A district court’s determination whether a contract offends public policy is a purely legal issue. See Kelley as Tr. for PCI Liquidating Tr. v. Boosalis, 974 F.3d 884, 894 (8th Cir. 2020) (“Whether a contract is void as against public policy is an issue of law.”); Bruce Lavalleur, PC v. Guarantee Grp., LLC, 992 N.W.2d 736, 741 (Neb. 2023) (“The determination of whether a contract violates public policy presents a question of law.”).
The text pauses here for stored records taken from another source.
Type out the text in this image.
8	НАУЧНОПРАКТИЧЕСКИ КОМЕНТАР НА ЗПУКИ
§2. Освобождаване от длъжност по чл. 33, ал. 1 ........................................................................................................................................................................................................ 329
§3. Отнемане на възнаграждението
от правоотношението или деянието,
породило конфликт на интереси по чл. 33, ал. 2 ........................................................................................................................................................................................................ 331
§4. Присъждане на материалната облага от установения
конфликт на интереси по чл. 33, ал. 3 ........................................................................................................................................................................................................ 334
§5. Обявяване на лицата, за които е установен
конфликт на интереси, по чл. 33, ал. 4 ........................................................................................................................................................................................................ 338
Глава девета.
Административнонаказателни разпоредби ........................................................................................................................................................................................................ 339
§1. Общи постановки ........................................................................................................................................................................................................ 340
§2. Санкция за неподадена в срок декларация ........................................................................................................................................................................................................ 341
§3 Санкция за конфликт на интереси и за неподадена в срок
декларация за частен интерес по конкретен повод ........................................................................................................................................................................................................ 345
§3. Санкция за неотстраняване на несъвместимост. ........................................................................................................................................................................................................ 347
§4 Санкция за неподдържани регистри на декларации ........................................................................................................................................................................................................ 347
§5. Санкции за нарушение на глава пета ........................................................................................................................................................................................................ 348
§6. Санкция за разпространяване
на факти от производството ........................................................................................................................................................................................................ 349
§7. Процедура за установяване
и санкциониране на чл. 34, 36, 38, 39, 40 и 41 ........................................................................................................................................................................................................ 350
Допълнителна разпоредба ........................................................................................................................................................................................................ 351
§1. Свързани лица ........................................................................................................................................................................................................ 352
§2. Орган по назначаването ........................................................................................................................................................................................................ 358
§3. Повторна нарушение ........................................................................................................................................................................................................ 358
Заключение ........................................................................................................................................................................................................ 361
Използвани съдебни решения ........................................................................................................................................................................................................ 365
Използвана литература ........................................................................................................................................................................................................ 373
Here, the district court denied summary judgment because it believed the Nebraska Supreme Court would hold the covenant void as against public policy. The district court’s ruling was not based on any factual dispute, or a need for factual development at trial. See Fort Worth Partners, LLC v. Nilfisk, Inc., 155 F.4th 989, 996 (8th Cir. 2025) (declining to review a denial of summary judgment where the ruling “specifically left [the issue] open for further factual development at trial”). This court has jurisdiction to review the district court’s ruling on a purely legal issue.

III.

The FTCA permits “persons injured by federal employees to sue the United States for tort claims in federal district court.” King v. United States, 3 F.4th 996, 998-99 (8th Cir. 2021). “When analyzing actions brought under the FTCA, courts apply the substantive law of the state in which the events giving rise to the complaint occurred.” Shanner v. United States, 998 F.3d 822, 824 (8th Cir. 2021); 28 U.S.C. § 1346(b)(1). If a state supreme court has not resolved an issue, this court determines how that court would rule if faced with the same issue. Myers v.